Mesenchymal stromal cell therapy for chronic lung diseases: experimental and clinical evidence.

INTRODUCTION: Cell therapy has emerged as an alternative option for chronic lung diseases with the highest rates of morbidity and mortality rates worldwide. AREAS COVERED: This review addresses the definition of mesenchymal stromal cells (MSCs), their properties, mechanisms of action, as well as preclinical and clinical studies that have used cell therapy in chronic lung diseases such as asthma, chronic obstructive pulmonary disease, idiopathic pulmonary fibrosis, pulmonary arterial hypertension, and silicosis.
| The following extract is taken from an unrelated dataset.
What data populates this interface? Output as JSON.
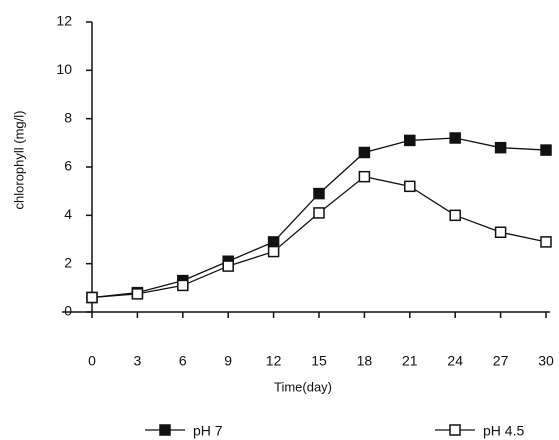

Ongoing clinical trials are also presented. EXPERT OPINION: Experimental evidence has shown that MSCs have immunomodulatory and regenerative properties that could rescue impaired lung function and histoarchitecture. Their beneficial effects have been mainly associated with their ability to communicate with target cells through the secretion of soluble mediators and extracellular vesicles or even through transfer of organelles (e.g. mitochondria). MSC-derived conditioned medium, extracellular vesicles and mitochondria induce beneficial effects in selected scenarios. The initial results in clinical trials were modest compared with the experimental results, therefore researchers were encouraged to move from bedside back to bench to develop new strategies able to potentiate the effects of MSCs.